Monday, July 11, 2011

Closure

      I Need Closure,

  •       I honestly don't care who's mom or dad sues me
  •       who tells me I'm being dramatic
  •       who thinks I'm being wierd
      I just need to do this for myself. Plus I don't know too many people who bother to read this crap.


      Today while I was cleaning my room I ran through a couple of my old folders from eighth grade. As I was looking through them I had a song on, all those pretty lights by andrew belle, and usually I am not a very emotional person, but it was at that instant I felt like I lost something, a big part of my life was just taken from me, like I was left with my heart ripped out on the ground. I was basically on the verge of tears. Reason being that is the song I used to make this:

      It feels like just yesterday I was so excited to go into seventh grade, hanging out with ashley constantly and texting her when she wasn't there, but here I am after a long struggle through eight grade, and I feel almost  like I've just lost control over everything in my life. Like time is my enemy, which in this case it is, but you see that is the thing with time, it tramples you and there is truly nothing that you can do to overcome it.
      I guess this is the best way I can deal with the situation for now, because I know that by doing this I haven't fully faced it. I had though that maybe if I made this video it, for me would be my own personal way to  say goodbye, but I guess I haven't come to that point because honestly I haven't even come to finish saying hello. I had always said that the time when you finally get used to school and things are becoming alright is the beginning of summer and I think that has been proven true so many times as with this school year. I will definitely miss the wonderful teachers I had this year, the opportunities I was given and regret the fact that I didn't take them all. When it comes to my school, since we aren't really such a big campus, you get so used to having your teachers by your side (let's excuse the fact that half of them hated me :) and you become so accustomed to the same styles of teaching. I don't think I will ever find an English class as good as the one I've had this year.
      But that's where closeure comes in, it's what gave me the strength to throw those old, dusty papers out and make way for new papers to come in, I already have a few summer assignments I can begin with, haha.
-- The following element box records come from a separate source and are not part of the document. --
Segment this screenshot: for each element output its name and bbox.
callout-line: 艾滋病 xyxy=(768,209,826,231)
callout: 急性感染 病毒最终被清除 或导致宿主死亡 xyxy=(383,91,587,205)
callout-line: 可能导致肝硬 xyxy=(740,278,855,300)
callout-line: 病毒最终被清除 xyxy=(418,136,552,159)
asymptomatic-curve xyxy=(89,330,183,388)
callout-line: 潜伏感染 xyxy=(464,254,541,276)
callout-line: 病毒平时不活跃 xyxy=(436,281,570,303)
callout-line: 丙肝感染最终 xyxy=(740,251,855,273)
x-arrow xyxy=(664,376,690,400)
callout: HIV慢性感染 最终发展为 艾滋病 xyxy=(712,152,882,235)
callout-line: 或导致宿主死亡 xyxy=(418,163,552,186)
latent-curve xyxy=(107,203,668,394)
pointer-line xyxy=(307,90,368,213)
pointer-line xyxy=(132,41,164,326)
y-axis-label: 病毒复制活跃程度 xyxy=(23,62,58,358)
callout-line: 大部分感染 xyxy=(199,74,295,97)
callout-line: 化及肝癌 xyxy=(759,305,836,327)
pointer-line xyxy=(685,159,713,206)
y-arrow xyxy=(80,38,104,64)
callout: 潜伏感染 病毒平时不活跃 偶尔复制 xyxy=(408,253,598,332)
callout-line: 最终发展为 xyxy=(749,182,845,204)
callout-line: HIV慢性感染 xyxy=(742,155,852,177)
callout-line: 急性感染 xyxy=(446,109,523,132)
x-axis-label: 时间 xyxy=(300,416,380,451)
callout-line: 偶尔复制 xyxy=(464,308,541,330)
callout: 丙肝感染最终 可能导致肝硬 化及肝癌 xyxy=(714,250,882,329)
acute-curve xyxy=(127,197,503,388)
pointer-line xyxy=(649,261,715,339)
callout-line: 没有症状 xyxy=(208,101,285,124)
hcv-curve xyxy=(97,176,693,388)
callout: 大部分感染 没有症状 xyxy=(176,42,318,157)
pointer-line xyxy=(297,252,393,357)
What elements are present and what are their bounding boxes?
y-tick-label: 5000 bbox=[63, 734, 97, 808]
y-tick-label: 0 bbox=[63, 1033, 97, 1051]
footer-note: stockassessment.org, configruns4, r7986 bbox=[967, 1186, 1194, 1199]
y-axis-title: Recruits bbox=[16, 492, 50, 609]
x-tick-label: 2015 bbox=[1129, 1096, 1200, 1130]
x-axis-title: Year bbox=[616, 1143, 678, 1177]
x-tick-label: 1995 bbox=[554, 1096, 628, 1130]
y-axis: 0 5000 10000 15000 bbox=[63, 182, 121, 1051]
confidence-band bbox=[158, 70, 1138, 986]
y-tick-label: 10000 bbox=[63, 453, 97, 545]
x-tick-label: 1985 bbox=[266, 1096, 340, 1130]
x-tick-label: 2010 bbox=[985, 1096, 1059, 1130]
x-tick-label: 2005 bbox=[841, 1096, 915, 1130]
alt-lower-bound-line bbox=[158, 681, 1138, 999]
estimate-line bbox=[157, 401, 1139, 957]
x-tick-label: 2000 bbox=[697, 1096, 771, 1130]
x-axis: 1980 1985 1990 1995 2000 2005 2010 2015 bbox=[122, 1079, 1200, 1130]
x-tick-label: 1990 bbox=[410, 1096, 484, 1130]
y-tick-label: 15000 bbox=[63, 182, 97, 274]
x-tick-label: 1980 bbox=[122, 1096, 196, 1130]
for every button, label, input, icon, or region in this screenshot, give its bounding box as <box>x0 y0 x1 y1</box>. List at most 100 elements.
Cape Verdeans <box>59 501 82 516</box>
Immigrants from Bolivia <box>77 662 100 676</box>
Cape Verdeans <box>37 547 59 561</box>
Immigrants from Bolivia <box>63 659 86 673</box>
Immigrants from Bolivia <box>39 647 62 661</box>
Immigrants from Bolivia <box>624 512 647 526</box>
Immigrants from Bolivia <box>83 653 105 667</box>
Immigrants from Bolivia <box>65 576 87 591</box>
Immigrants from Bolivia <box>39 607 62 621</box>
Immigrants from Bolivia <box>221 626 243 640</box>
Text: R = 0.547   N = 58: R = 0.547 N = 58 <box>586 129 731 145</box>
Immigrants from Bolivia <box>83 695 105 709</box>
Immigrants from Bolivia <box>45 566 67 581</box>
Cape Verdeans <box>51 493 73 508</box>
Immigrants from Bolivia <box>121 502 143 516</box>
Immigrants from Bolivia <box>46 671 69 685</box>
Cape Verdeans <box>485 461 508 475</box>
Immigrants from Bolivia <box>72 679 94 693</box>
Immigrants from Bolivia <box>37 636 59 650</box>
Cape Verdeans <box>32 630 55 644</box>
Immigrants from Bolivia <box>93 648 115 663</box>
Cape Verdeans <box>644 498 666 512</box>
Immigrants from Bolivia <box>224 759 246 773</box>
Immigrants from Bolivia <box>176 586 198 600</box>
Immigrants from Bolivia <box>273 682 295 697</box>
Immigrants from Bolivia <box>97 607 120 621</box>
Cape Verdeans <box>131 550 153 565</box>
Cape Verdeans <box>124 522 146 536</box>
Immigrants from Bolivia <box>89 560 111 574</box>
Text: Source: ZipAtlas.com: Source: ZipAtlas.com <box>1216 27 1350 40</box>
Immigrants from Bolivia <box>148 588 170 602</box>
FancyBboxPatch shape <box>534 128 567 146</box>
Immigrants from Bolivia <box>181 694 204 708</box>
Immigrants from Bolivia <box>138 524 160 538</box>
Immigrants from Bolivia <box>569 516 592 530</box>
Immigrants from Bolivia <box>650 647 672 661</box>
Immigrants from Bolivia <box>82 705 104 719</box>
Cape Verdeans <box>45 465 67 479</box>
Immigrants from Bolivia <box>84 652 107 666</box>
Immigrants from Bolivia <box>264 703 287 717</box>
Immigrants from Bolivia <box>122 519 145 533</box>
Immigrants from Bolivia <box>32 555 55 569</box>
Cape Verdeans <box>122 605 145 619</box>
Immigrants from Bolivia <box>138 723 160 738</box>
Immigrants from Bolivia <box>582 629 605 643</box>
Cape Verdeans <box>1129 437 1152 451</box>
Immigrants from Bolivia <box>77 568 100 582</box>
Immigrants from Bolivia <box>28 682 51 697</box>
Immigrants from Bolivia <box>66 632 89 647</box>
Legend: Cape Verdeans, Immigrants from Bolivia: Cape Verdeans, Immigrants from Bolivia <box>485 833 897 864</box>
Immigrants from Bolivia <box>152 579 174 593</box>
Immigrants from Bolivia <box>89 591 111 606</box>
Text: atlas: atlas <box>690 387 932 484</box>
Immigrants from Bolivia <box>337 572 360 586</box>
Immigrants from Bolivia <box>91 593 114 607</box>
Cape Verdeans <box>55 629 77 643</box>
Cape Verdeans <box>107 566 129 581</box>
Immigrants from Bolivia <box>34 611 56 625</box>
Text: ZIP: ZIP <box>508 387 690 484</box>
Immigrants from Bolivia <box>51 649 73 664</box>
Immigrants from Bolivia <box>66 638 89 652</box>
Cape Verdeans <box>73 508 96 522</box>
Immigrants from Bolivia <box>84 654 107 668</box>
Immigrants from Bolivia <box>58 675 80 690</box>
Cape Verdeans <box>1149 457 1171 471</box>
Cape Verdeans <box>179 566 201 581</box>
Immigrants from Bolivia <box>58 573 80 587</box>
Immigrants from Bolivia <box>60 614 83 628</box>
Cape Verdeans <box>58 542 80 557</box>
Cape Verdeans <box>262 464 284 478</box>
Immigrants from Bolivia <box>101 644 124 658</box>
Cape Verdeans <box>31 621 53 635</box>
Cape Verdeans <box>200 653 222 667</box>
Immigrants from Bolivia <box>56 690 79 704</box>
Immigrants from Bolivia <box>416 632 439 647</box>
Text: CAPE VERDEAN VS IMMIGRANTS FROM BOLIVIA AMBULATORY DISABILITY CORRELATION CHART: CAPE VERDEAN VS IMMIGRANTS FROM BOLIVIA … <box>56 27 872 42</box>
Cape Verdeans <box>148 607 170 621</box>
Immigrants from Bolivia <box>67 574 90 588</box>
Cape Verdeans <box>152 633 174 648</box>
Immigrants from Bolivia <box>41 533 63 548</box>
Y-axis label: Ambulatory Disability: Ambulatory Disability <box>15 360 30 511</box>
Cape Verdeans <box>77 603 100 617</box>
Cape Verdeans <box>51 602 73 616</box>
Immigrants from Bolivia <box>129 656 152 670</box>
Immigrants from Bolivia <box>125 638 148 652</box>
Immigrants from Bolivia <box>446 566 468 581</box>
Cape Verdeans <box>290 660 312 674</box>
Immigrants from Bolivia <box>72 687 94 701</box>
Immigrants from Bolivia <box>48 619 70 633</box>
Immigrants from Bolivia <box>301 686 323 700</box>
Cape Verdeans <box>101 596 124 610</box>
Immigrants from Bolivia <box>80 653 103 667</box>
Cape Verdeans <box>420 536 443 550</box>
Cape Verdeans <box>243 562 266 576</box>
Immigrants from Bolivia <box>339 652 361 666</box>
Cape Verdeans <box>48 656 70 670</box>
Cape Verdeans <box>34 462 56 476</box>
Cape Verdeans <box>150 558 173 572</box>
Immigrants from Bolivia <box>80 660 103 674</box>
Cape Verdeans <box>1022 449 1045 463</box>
I don't think I will miss the academics so much as I will miss the people teaching them, it's funny because even though I am using generalizations, I know I am specifying one person, Ms. Shertel, thanks for everything you have given me.
      God if this is how I am over teachers, what am I going to do if something else happens like getting dumped, I guess right now I'm pretty much and emotional mess so I'll go before I bore you to tears with another one of my rants.

              A bitter sweet,

                        ~Natalie

2 comments:

Bookish.Spazz said...

I'm sure as you'll learn later on, for every great person you walk away from, two more people will walk into your life.

ellie said...

I know things are changing. On so many levels. It can be overwhelming. Hang in there.